* From Les O’Dell at the Southern Illinoisan…
“There’s a long-standing myth in Illinois that downstate taxes are going to Chicago and supporting Chicago and that is just not true,” [political scientist John Foster], a former member of the SIU political science faculty, explained.
In fact, he said, the research shows that Southern Illinois gets more in state funding for every dollar spent on taxes than any other part of the state.
“Here in the southern 19 counties — basically I-64 south with the exception of the metro east area of St. Louis — we are getting back between $2.75 and $3 for every one tax dollar we pay depending on the year,” Foster said. “On the other end of that are the suburban counties; they are not getting nearly as much back as they are sending.” […]
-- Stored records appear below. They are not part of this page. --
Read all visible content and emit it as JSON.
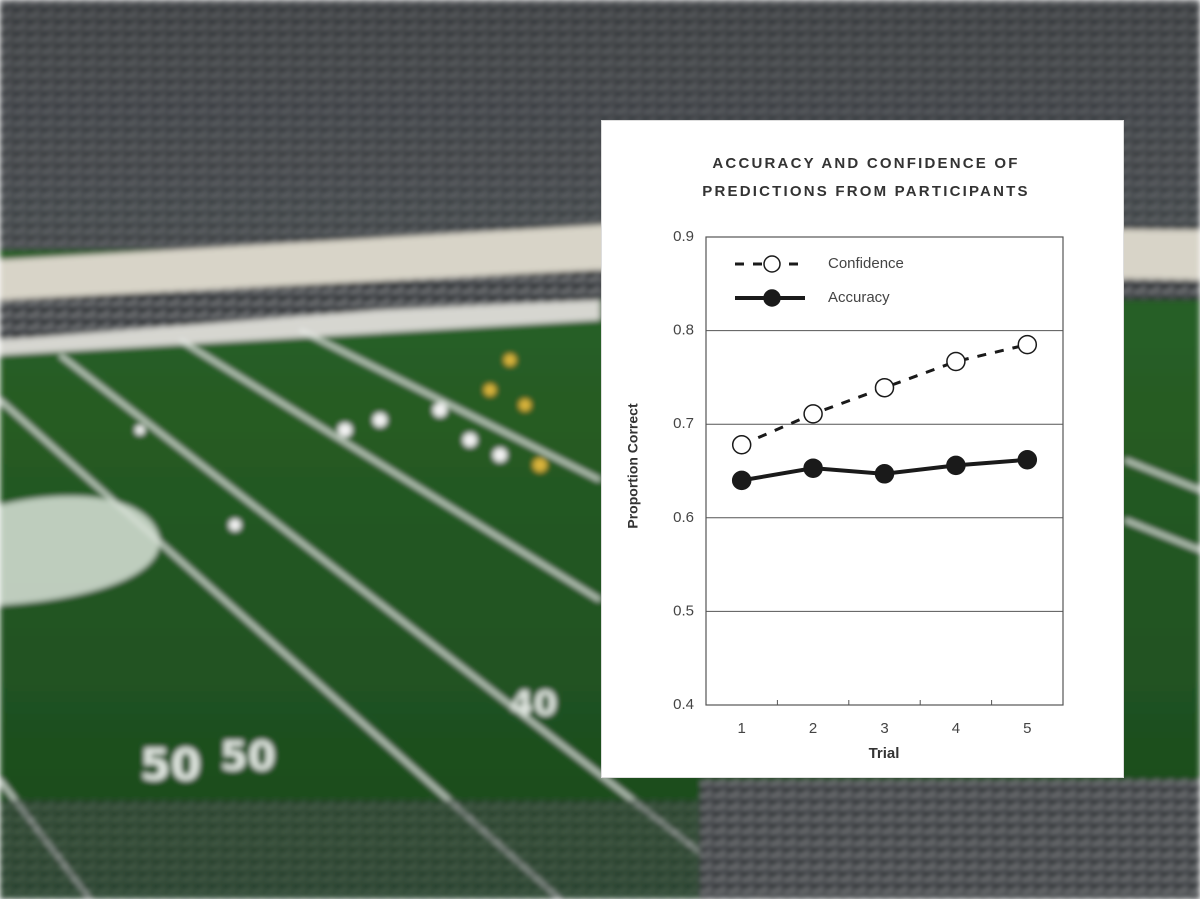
{
  "chart_data": {
    "type": "line",
    "title": "ACCURACY AND CONFIDENCE OF PREDICTIONS FROM PARTICIPANTS",
    "xlabel": "Trial",
    "ylabel": "Proportion Correct",
    "categories": [
      "1",
      "2",
      "3",
      "4",
      "5"
    ],
    "series": [
      {
        "name": "Confidence",
        "color": "#1a1a1a",
        "line_style": "dashed",
        "marker": "open",
        "values": [
          0.678,
          0.711,
          0.739,
          0.767,
          0.785
        ]
      },
      {
        "name": "Accuracy",
        "color": "#1a1a1a",
        "line_style": "solid",
        "marker": "filled",
        "values": [
          0.64,
          0.653,
          0.647,
          0.656,
          0.662
        ]
      }
    ],
    "ylim": [
      0.4,
      0.9
    ],
    "yticks": [
      0.4,
      0.5,
      0.6,
      0.7,
      0.8,
      0.9
    ],
    "grid": true,
    "legend": "top-left"
  }
}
“If you could somehow get around the Constitutional issues and split, you would create a very poor state,” he said. “Illinois, as a whole, is very wealthy. In total, our economy is in the top 20 in the world, but if you separated the 96 counties outside of Cook County from it and those around it, the 96 would be, by far, the poorest state in the country. It would create an economic disaster.”
* More here. Take special note of the conclusion…
Returning to the broader question we began with – the assertion that perception is more important than the facts – is a fundamental axiom of politics that does not bode especially well for mass democracy. Facts should count for something – indeed, for a lot – and are essential to any form of rational decision-making. Rational action at both the individual voter level and the aggregate public opinion level is crucially important in a representative democracy. The operation of a successful mass democracy depends in the long run on the people being well informed and acting according to reality rather than inaccurate perceptions and myth.
“Perception is reality” is destroying this country.